Before I jump fully into this blog entry, allow me to make a confession:
My name is Randi and I’m a graduate of a liberal arts college.
Thus, I think it’s fair to say that I’m a little biased in favor of sending students to liberal arts colleges when their high school careers have finished. After all, it’s natural for someone who had a wonderful college experience (as I did) to want to share that experience with as many other people as possible.
Moreover, much has been written in the last several years against the liberal arts approach to education (the format that used to make up the bulk of higher education in the United States) in favor of specialized career training in order to help students succeed in the all-too-challenging job market. Yet more recently, the tide has begun to turn once more in favor of the liberal arts. I now find that I’ve read so many conflicting articles on the liberal arts versus focused career preparation that I feel the two arguments may have reached a stalemate.
To that end, I’ll use this blog post to make my argument in favor of liberal arts education. (It will – naturally – be based largely on my own personal experiences both as a student and an educator.) But my next post will take the opposite stance and argue in favor of career training. I feel this is only fair, as both sides of the argument have valid points to make and are worthy of equal consideration from readers.
At the end of the day, students, the the most important question you need to ask is, Which educational path is right for me?
A liberal arts path is advantageous if you:
- …have divergent academic interests. You fall into this category if you love the sciences and can easily see yourself in a medical career down the line but you also feel completely at home as the star of the school musical (or as drum major in the marching band). Liberal arts students not only have the opportunity to follow both interests at the college level, but they can pursue them fully! Visit any liberal arts school in the U.S. and I promise you’ll meet students who have double majors in combinations that defy logic – physics and religious studies, English and biology, chemistry and art history, etc.. The reason? Liberal arts education is about students exploring real-world connections between all subjects – the way scientific discovery influences artists, for example. If this sounds like your kind of learning, a liberal arts college fits the bill.
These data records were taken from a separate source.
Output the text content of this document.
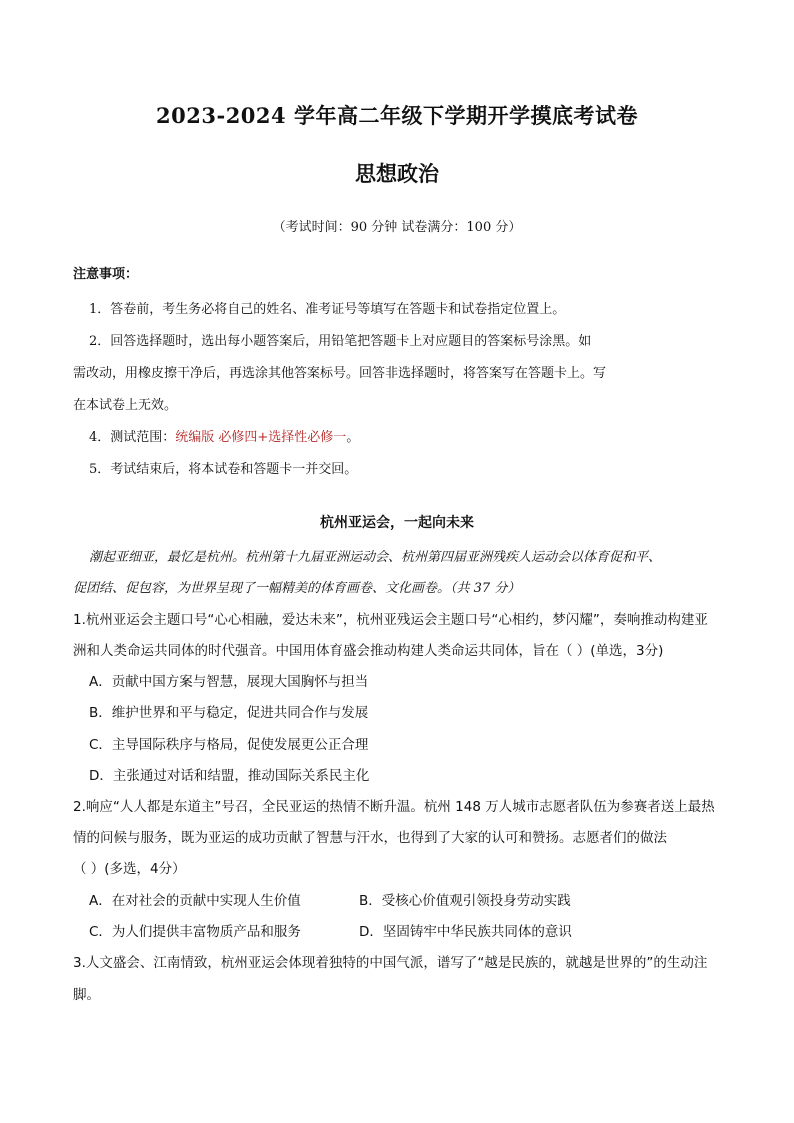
2023-2024 学年高二年级下学期开学摸底考试卷
思想政治
（考试时间：90 分钟 试卷满分：100 分）
注意事项：
1．答卷前，考生务必将自己的姓名、准考证号等填写在答题卡和试卷指定位置上。
2．回答选择题时，选出每小题答案后，用铅笔把答题卡上对应题目的答案标号涂黑。如
需改动，用橡皮擦干净后，再选涂其他答案标号。回答非选择题时，将答案写在答题卡上。写
在本试卷上无效。
4．测试范围：统编版 必修四+选择性必修一。
5．考试结束后，将本试卷和答题卡一并交回。
杭州亚运会，一起向未来
潮起亚细亚，最忆是杭州。杭州第十九届亚洲运动会、杭州第四届亚洲残疾人运动会以体育促和平、
促团结、促包容，为世界呈现了一幅精美的体育画卷、文化画卷。（共 37 分）
1.杭州亚运会主题口号“心心相融，爱达未来”，杭州亚残运会主题口号“心相约，梦闪耀”，奏响推动构建亚
洲和人类命运共同体的时代强音。中国用体育盛会推动构建人类命运共同体，旨在（ ）(单选，3分)
A．贡献中国方案与智慧，展现大国胸怀与担当
B．维护世界和平与稳定，促进共同合作与发展
C．主导国际秩序与格局，促使发展更公正合理
D．主张通过对话和结盟，推动国际关系民主化
2.响应“人人都是东道主”号召，全民亚运的热情不断升温。杭州 148 万人城市志愿者队伍为参赛者送上最热
情的问候与服务，既为亚运的成功贡献了智慧与汗水，也得到了大家的认可和赞扬。志愿者们的做法
（ ）(多选，4分）
A．在对社会的贡献中实现人生价值	B．受核心价值观引领投身劳动实践
C．为人们提供丰富物质产品和服务	D．坚固铸牢中华民族共同体的意识
3.人文盛会、江南情致，杭州亚运会体现着独特的中国气派，谱写了“越是民族的，就越是世界的”的生动注
脚。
- …have no idea what you want to major in. It’s not unusual for high school students to have only a vague idea of what they want to do for a career after college – and even less unusual for them to freeze up when faced with a list of over 150 potential college majors. Which one do you choose? At a liberal arts college, students are encouraged (read: forced by academic requirement) to explore classes in a variety of academic disciplines for up to two years before they have to select a single (or – more likely – double) major. If you feel that you’d benefit from this kind of time and freedom to explore your options, be sure to add liberal arts colleges to your search list.
- …want to become a better writer. Liberal arts colleges are known for having smaller student populations than their big university counterparts and, with smaller populations come smaller class sizes and different class formats. Many classes will be in a discussion (roundtable) format at a liberal arts college and professors will most likely assign more papers than they will traditional homework and exams. The idea is that you’ll explore topics more deeply and learn to draw your own conclusions (backed up with research!) in writing. And since writing well is an art that is quickly being lost in our Twitter and text message-clogged society, a liberal arts college can help you buck the trend – which might advance your career in the future!
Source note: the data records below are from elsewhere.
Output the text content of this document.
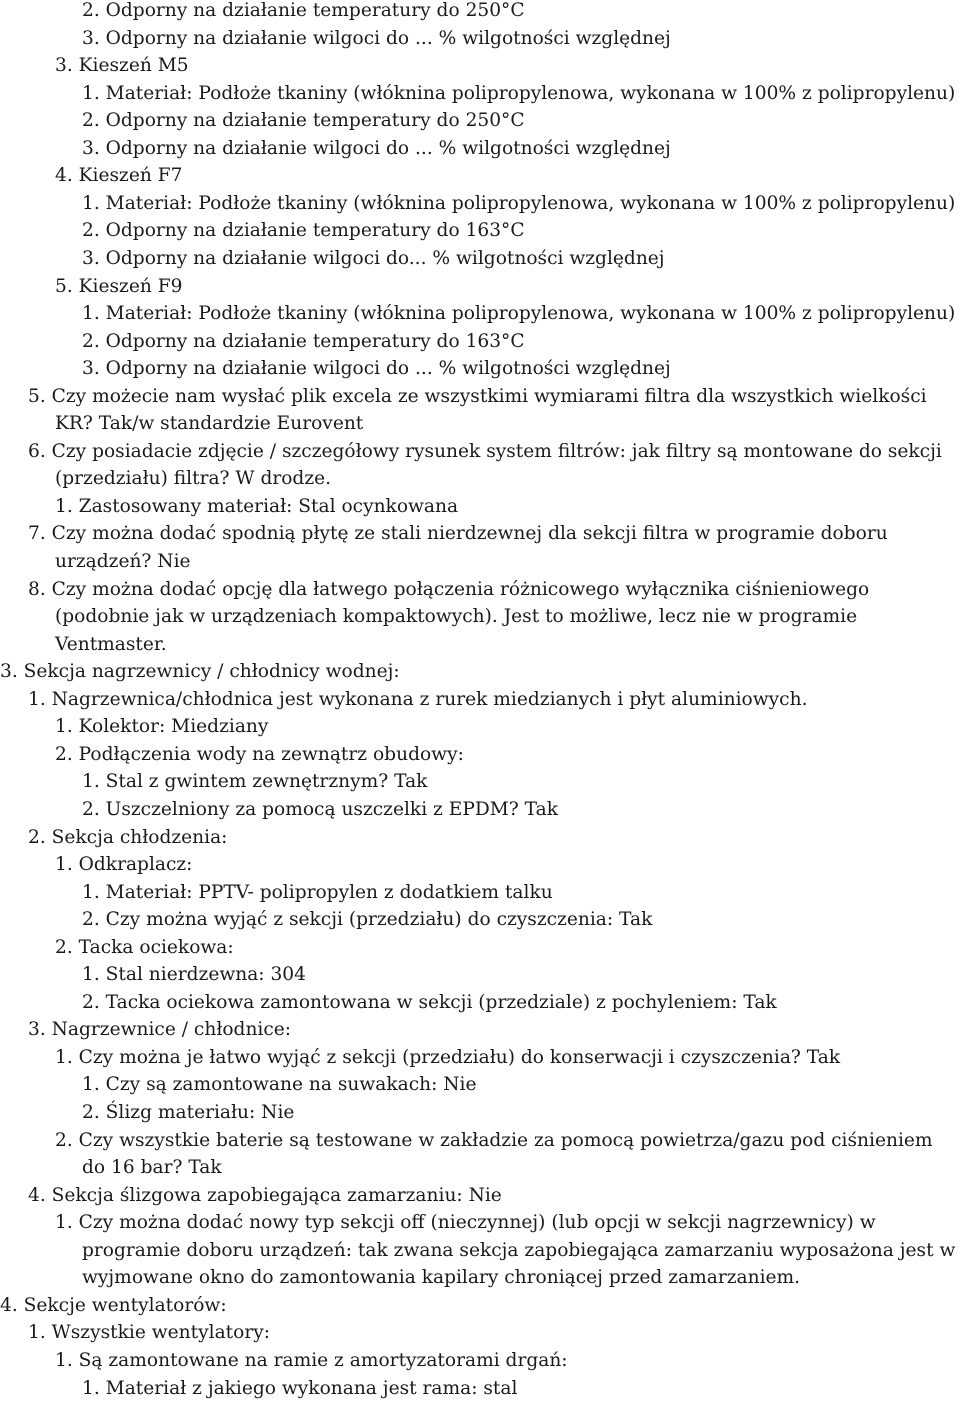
2. Odporny na działanie temperatury do 250°C
3. Odporny na działanie wilgoci do ... % wilgotności względnej
3. Kieszeń M5
1. Materiał: Podłoże tkaniny (włóknina polipropylenowa, wykonana w 100% z polipropylenu)
2. Odporny na działanie temperatury do 250°C
3. Odporny na działanie wilgoci do ... % wilgotności względnej
4. Kieszeń F7
1. Materiał: Podłoże tkaniny (włóknina polipropylenowa, wykonana w 100% z polipropylenu)
2. Odporny na działanie temperatury do 163°C
3. Odporny na działanie wilgoci do... % wilgotności względnej
5. Kieszeń F9
1. Materiał: Podłoże tkaniny (włóknina polipropylenowa, wykonana w 100% z polipropylenu)
2. Odporny na działanie temperatury do 163°C
3. Odporny na działanie wilgoci do ... % wilgotności względnej
5. Czy możecie nam wysłać plik excela ze wszystkimi wymiarami filtra dla wszystkich wielkości
KR? Tak/w standardzie Eurovent
6. Czy posiadacie zdjęcie / szczegółowy rysunek system filtrów: jak filtry są montowane do sekcji
(przedziału) filtra? W drodze.
1. Zastosowany materiał: Stal ocynkowana
7. Czy można dodać spodnią płytę ze stali nierdzewnej dla sekcji filtra w programie doboru
urządzeń? Nie
8. Czy można dodać opcję dla łatwego połączenia różnicowego wyłącznika ciśnieniowego
(podobnie jak w urządzeniach kompaktowych). Jest to możliwe, lecz nie w programie
Ventmaster.
3. Sekcja nagrzewnicy / chłodnicy wodnej:
1. Nagrzewnica/chłodnica jest wykonana z rurek miedzianych i płyt aluminiowych.
1. Kolektor: Miedziany
2. Podłączenia wody na zewnątrz obudowy:
1. Stal z gwintem zewnętrznym? Tak
2. Uszczelniony za pomocą uszczelki z EPDM? Tak
2. Sekcja chłodzenia:
1. Odkraplacz:
1. Materiał: PPTV- polipropylen z dodatkiem talku
2. Czy można wyjąć z sekcji (przedziału) do czyszczenia: Tak
2. Tacka ociekowa:
1. Stal nierdzewna: 304
2. Tacka ociekowa zamontowana w sekcji (przedziale) z pochyleniem: Tak
3. Nagrzewnice / chłodnice:
1. Czy można je łatwo wyjąć z sekcji (przedziału) do konserwacji i czyszczenia? Tak
1. Czy są zamontowane na suwakach: Nie
2. Ślizg materiału: Nie
2. Czy wszystkie baterie są testowane w zakładzie za pomocą powietrza/gazu pod ciśnieniem
do 16 bar? Tak
4. Sekcja ślizgowa zapobiegająca zamarzaniu: Nie
1. Czy można dodać nowy typ sekcji off (nieczynnej) (lub opcji w sekcji nagrzewnicy) w
programie doboru urządzeń: tak zwana sekcja zapobiegająca zamarzaniu wyposażona jest w
wyjmowane okno do zamontowania kapilary chroniącej przed zamarzaniem.
4. Sekcje wentylatorów:
1. Wszystkie wentylatory:
1. Są zamontowane na ramie z amortyzatorami drgań:
1. Materiał z jakiego wykonana jest rama: stal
- …want to conduct high-level research. At the big research universities, the majority of research dollars and equipment are allocated not to undergraduate students, but instead to the graduate students working on their Masters degrees or enrolled in a phD program. If you want to get out there and delve immediately into high-level research as an undergraduate, it’s the liberal arts colleges who strongly support (and fund!) students in these types of endeavors. You don’t have to be a budding scientist to participate either – most liberal arts colleges support research in all areas of study, from history to psychology and even for creative projects in music and the visual arts.
Even as a proud liberal arts college alumna, I’ll be the first to admit that a liberal arts college isn’t necessarily the best fit for every student. For many of the ones I am privileged to work with every year, however, my best recommendations to them are to attend liberal arts schools because I know that the very best place for them to reach their full academic potential is in just such a setting. (For equestrians, it doesn’t hurt that many of the top IHSA teams in the U.S. represent liberal arts colleges!)